Wudang Mountains History and Scenery
The Wudang Mountains (Wudangshan) stretch for about 800 li along the border between Hubei, Henan, and Shaanxi in central China. They are old mountains, having been inhabited for centuries.
Today, the train stops nearby. Roads twist and wind their way through the hills. Like all mountainous areas, Wudang is not easily accessible. This is probably one of the reasons people chose to hermit themselves there.
The mountains are home to numerous daoist temples, including one of two famous “golden top” temples in China.
The main temple on the topmost peak was built during the Ming Dynasty. The roof of the temple is made of polished brass. It gleams like gold in the clear mountain sunlight.
Until the early 1990’s, international visitor travel to Wudangshan was restricted as was most travel in China. Today, the area has become a destination for sightseers and martial arts travelers alike. The roads winding up the mountain are difficult.
Because the mountains and valleys are so beautiful, the scenery so wonderful, attractive, dazzling, and intoxicating, it’s no wonder many personages distinguished for their martial arts and chivalrous conduct have been hermited there to seek ways of gaining long life.
It is said that Lu Dongbin (one of the eight gods) and Zhang Sanfeng (a famous Taoist priest) cultivated themselves there.
Wang Zongyue is said to have studied with Zhang Sanfeng at Wudang. His Treatise on Taijiquan’s 13 Postures is among the principle foundation documents on taijiquan practice.
The Wudang Mountains are a UNESCO World Heritage site.
“Ancient Building Complex in the Wudang Mountains (C/1994) The Complex consists of palaces and temples forming the nucleus of secular and religious buildings exemplifying the architectural and artistic achievements of the Yuan, Ming and Qing dynasties of China. Situated in the scenic valleys and on the slopes of the Wudang mountains in Hubei Province, the site, built as an organized complex during the Ming dynasty (14th-17th century), contains taoist buildings from as early as the 7th century, and represents the highest standards of Chinese art and architecture over a period of nearly one thousand years.”
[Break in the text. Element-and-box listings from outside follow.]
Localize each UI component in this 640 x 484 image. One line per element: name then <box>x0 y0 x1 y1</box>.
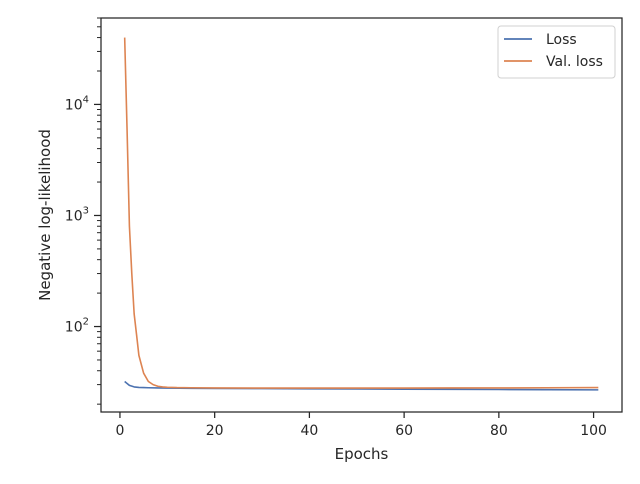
x-axis-title: Epochs <box>335 445 389 463</box>
x-tick-label: 80 <box>490 423 508 439</box>
y-axis: 102 103 104 <box>65 17 101 405</box>
y-tick-label: 102 <box>65 317 89 336</box>
series-line-1 <box>123 37 599 389</box>
y-tick-label: 104 <box>65 94 89 113</box>
x-tick-label: 20 <box>206 423 224 439</box>
y-tick-label: 103 <box>65 205 89 224</box>
x-tick-label: 40 <box>300 423 318 439</box>
y-axis-title: Negative log-likelihood <box>36 129 54 301</box>
legend-label: Loss <box>546 32 577 48</box>
x-tick-label: 0 <box>115 423 124 439</box>
x-axis: 0 20 40 60 80 100 <box>115 412 607 439</box>
legend: Loss Val. loss <box>497 25 616 79</box>
x-tick-label: 100 <box>580 423 607 439</box>
x-tick-label: 60 <box>395 423 413 439</box>
legend-label: Val. loss <box>546 54 603 70</box>
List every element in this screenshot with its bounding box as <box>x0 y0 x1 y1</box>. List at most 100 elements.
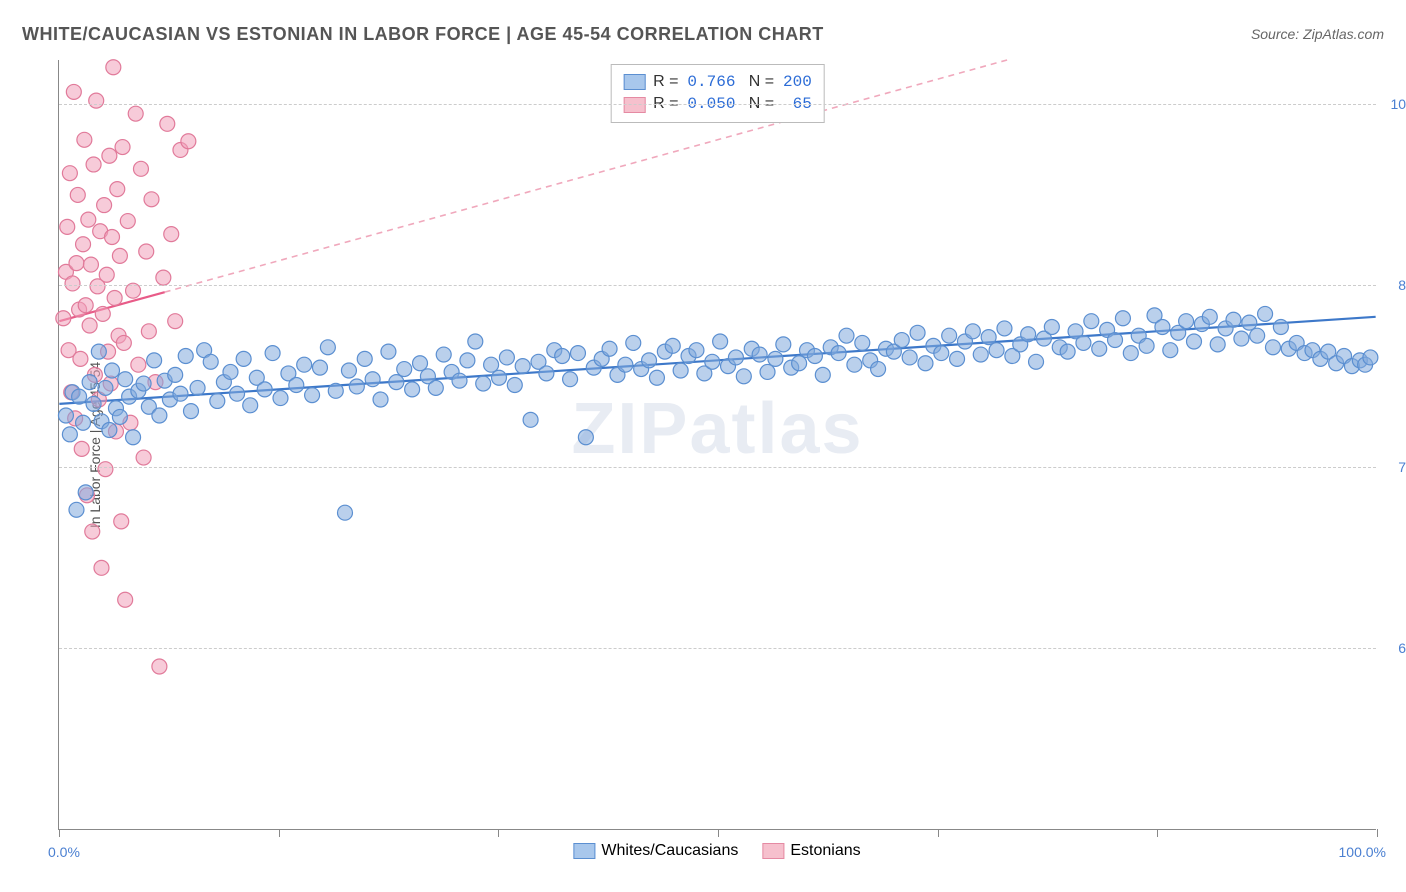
y-tick-label: 62.5% <box>1398 640 1406 656</box>
data-point <box>78 298 93 313</box>
data-point <box>183 404 198 419</box>
data-point <box>389 375 404 390</box>
trend-line <box>165 60 1007 292</box>
data-point <box>894 333 909 348</box>
data-point <box>689 343 704 358</box>
data-point <box>144 192 159 207</box>
gridline <box>59 285 1376 286</box>
data-point <box>112 409 127 424</box>
data-point <box>1139 338 1154 353</box>
data-point <box>338 505 353 520</box>
data-point <box>73 351 88 366</box>
data-point <box>997 321 1012 336</box>
data-point <box>82 318 97 333</box>
data-point <box>77 132 92 147</box>
data-point <box>62 166 77 181</box>
data-point <box>602 341 617 356</box>
data-point <box>570 346 585 361</box>
gridline <box>59 648 1376 649</box>
data-point <box>918 356 933 371</box>
legend-item: Estonians <box>762 842 860 860</box>
data-point <box>273 391 288 406</box>
data-point <box>74 441 89 456</box>
data-point <box>152 408 167 423</box>
legend-swatch <box>573 843 595 859</box>
data-point <box>83 257 98 272</box>
data-point <box>164 227 179 242</box>
data-point <box>160 116 175 131</box>
chart-title: WHITE/CAUCASIAN VS ESTONIAN IN LABOR FOR… <box>22 24 824 45</box>
data-point <box>1076 335 1091 350</box>
data-point <box>1155 319 1170 334</box>
data-point <box>492 370 507 385</box>
data-point <box>468 334 483 349</box>
data-point <box>476 376 491 391</box>
data-point <box>95 306 110 321</box>
data-point <box>147 353 162 368</box>
data-point <box>105 230 120 245</box>
data-point <box>328 383 343 398</box>
x-tick <box>1157 829 1158 837</box>
data-point <box>1258 306 1273 321</box>
data-point <box>847 357 862 372</box>
legend-stat-text: R = 0.050 N = 65 <box>653 93 812 115</box>
data-point <box>289 378 304 393</box>
legend-label: Whites/Caucasians <box>601 842 738 860</box>
data-point <box>1363 350 1378 365</box>
data-point <box>98 380 113 395</box>
data-point <box>178 349 193 364</box>
x-tick <box>498 829 499 837</box>
data-point <box>1187 334 1202 349</box>
data-point <box>373 392 388 407</box>
data-point <box>910 325 925 340</box>
data-point <box>102 148 117 163</box>
data-point <box>305 388 320 403</box>
data-point <box>70 187 85 202</box>
data-point <box>839 328 854 343</box>
data-point <box>792 356 807 371</box>
data-point <box>1179 314 1194 329</box>
chart-area: In Labor Force | Age 45-54 ZIPatlas R = … <box>58 60 1376 830</box>
data-point <box>81 212 96 227</box>
data-point <box>1202 309 1217 324</box>
data-point <box>173 386 188 401</box>
data-point <box>210 393 225 408</box>
data-point <box>728 350 743 365</box>
data-point <box>320 340 335 355</box>
data-point <box>60 219 75 234</box>
data-point <box>752 347 767 362</box>
chart-svg <box>59 60 1376 829</box>
data-point <box>563 372 578 387</box>
data-point <box>428 380 443 395</box>
data-point <box>523 412 538 427</box>
data-point <box>950 351 965 366</box>
data-point <box>86 396 101 411</box>
data-point <box>156 270 171 285</box>
data-point <box>128 106 143 121</box>
data-point <box>1060 344 1075 359</box>
plot-region: ZIPatlas R = 0.766 N = 200R = 0.050 N = … <box>58 60 1376 830</box>
data-point <box>649 370 664 385</box>
x-tick <box>1377 829 1378 837</box>
data-point <box>831 346 846 361</box>
data-point <box>365 372 380 387</box>
data-point <box>86 157 101 172</box>
data-point <box>965 324 980 339</box>
data-point <box>618 357 633 372</box>
y-tick-label: 100.0% <box>1391 96 1406 112</box>
data-point <box>381 344 396 359</box>
data-point <box>181 134 196 149</box>
data-point <box>871 362 886 377</box>
x-axis-max-label: 100.0% <box>1339 844 1386 860</box>
data-point <box>484 357 499 372</box>
data-point <box>357 351 372 366</box>
data-point <box>1021 327 1036 342</box>
data-point <box>713 334 728 349</box>
data-point <box>133 161 148 176</box>
data-point <box>69 502 84 517</box>
data-point <box>405 382 420 397</box>
data-point <box>578 430 593 445</box>
data-point <box>981 330 996 345</box>
legend-row: R = 0.766 N = 200 <box>623 71 812 93</box>
data-point <box>815 367 830 382</box>
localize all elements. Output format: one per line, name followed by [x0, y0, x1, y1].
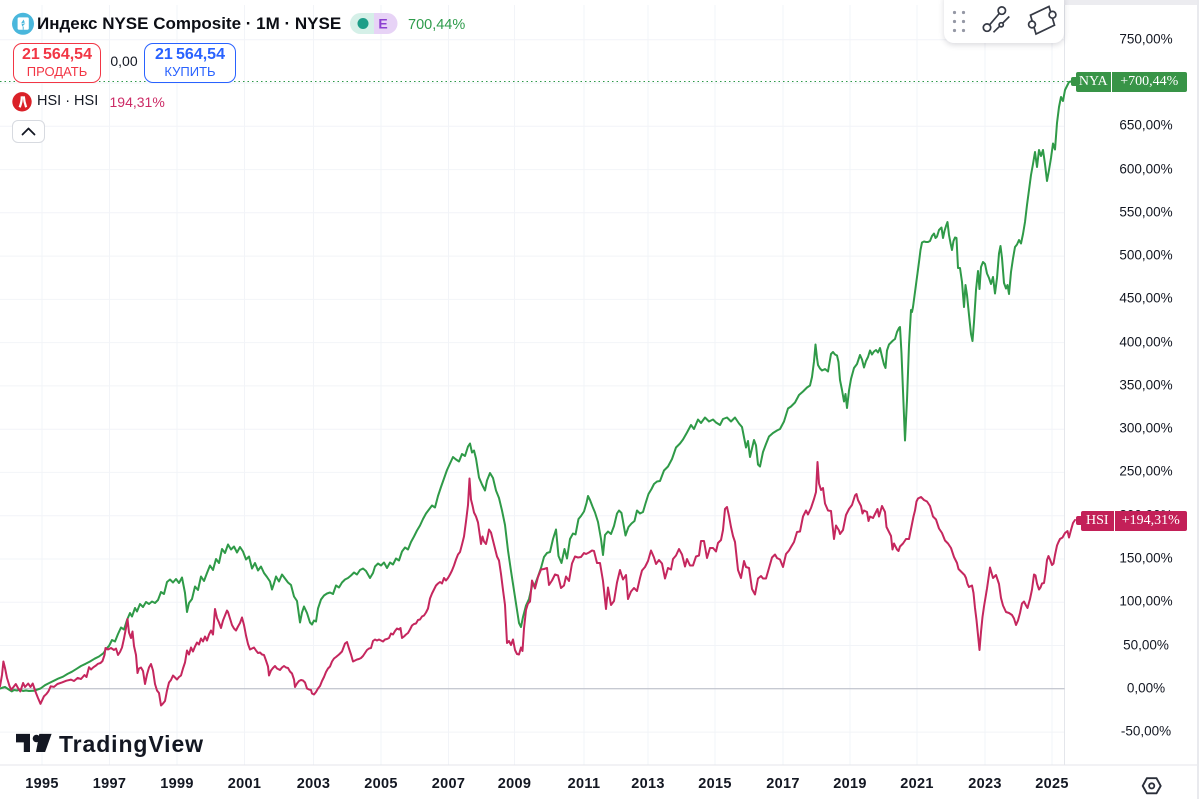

The Tianzhu peak of the Wudang Mountains rises 1,613 meters above sea level, like a treasured column cast of gold and carved of jade. It is honored as the “sky-supporting column.”
The many peaks surrounding it look just like a group of Taoist monks worshiping, bowing low at the waist. The longer ones look like they are being extolled by the others. Some appear as sitting lions and tigers playing ball. The pointed ones look like the tip of a brush. The round ones look like candles. The little ones are as exquisite and lovely as beautiful jade. The wonderful ones are as splendid and striking as coral. The pretty ones are a graceful as dancing fairies. The soaring ones look like heavenly horses flying in the sky.
Among these peaks the most famous ones are named 72 Peaks Worship the Gold Top, 24 Streams Pour Sweet Wine and Ripple with Jade Beads, 10 Hugh Caves Breathe in Clouds and Breathe Out Fog, 36 Cliffs Climbed by Monkeys and Perched on by Cranes.